New sequencing technologies coupled with comparative genomics and evolutionary analysis are poised to impact our investigation of infections and outbreaks. Sequencing data, if collected in real-time can directly inform epidemiological investigations of outbreaks, particularly for fast-evolving pathogens. I will discuss recent progress in developing a real-time genomics-informed outbreak system focused around real-time Oxford Nanopore sequencing methods. I will describe new opportunities for using long read sequencing and assembly methods to accurately detect transmission of pathogen strains between infected individuals and the environment, and some of the current challenges of deconvolving complex pathogen populations.

Professor Nick Loman

Professor Nick Loman

Nick is Professor of Microbial Genomics and Bioinformatics in the Institute of Microbiology and Infection at the University of Birmingham and a Fellow at the Alan Turing Institute. He is supported by a Fellowship in Microbial Genomics Bioinformatics as part of the MRC CLIMB project. His research explores the use of cutting-edge genomics and metagenomics approaches to the diagnosis, treatment and surveillance of infectious disease.

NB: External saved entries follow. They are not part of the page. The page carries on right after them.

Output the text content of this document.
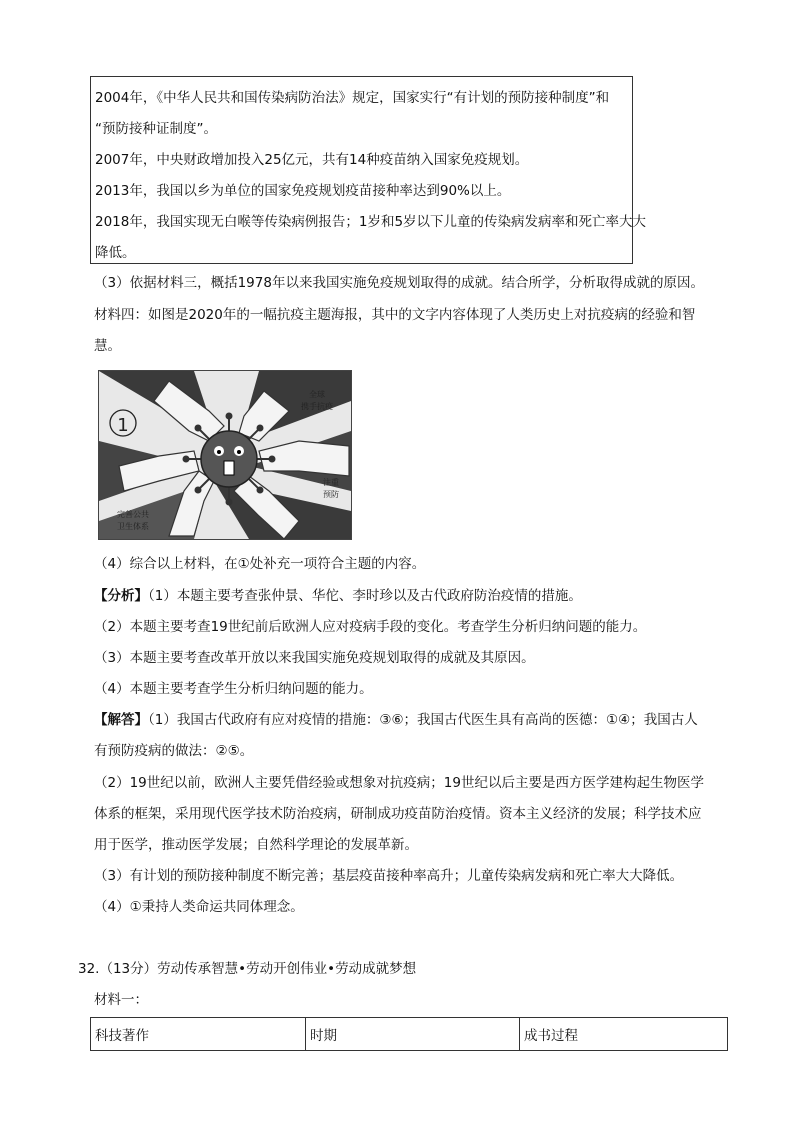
2004年，《中华人民共和国传染病防治法》规定，国家实行“有计划的预防接种制度”和
“预防接种证制度”。
2007年，中央财政增加投入25亿元，共有14种疫苗纳入国家免疫规划。
2013年，我国以乡为单位的国家免疫规划疫苗接种率达到90%以上。
2018年，我国实现无白喉等传染病例报告；1岁和5岁以下儿童的传染病发病率和死亡率大大
降低。
（3）依据材料三，概括1978年以来我国实施免疫规划取得的成就。结合所学，分析取得成就的原因。
材料四：如图是2020年的一幅抗疫主题海报，其中的文字内容体现了人类历史上对抗疫病的经验和智
慧。
1
全球
携手抗疫
注重
预防
完善公共
卫生体系
（4）综合以上材料，在①处补充一项符合主题的内容。
【分析】（1）本题主要考查张仲景、华佗、李时珍以及古代政府防治疫情的措施。
（2）本题主要考查19世纪前后欧洲人应对疫病手段的变化。考查学生分析归纳问题的能力。
（3）本题主要考查改革开放以来我国实施免疫规划取得的成就及其原因。
（4）本题主要考查学生分析归纳问题的能力。
【解答】（1）我国古代政府有应对疫情的措施：③⑥；我国古代医生具有高尚的医德：①④；我国古人
有预防疫病的做法：②⑤。
（2）19世纪以前，欧洲人主要凭借经验或想象对抗疫病；19世纪以后主要是西方医学建构起生物医学
体系的框架，采用现代医学技术防治疫病，研制成功疫苗防治疫情。资本主义经济的发展；科学技术应
用于医学，推动医学发展；自然科学理论的发展革新。
（3）有计划的预防接种制度不断完善；基层疫苗接种率高升；儿童传染病发病和死亡率大大降低。
（4）①秉持人类命运共同体理念。
32.（13分）劳动传承智慧•劳动开创伟业•劳动成就梦想
材料一：
科技著作	时期	成书过程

Nick has so far used high-throughput sequencing to investigate outbreaks of important Gram-negative multi-drug resistant pathogens, and recently helped establish real-time genomic surveillance of Ebola in Guinea and Zika in Brazil. His current work and focuses on the development and evaluation of novel molecular biology, sequencing and bioinformatics methods to aid the interpretation of genome and metagenome scale data generated in clinical and public health microbiology.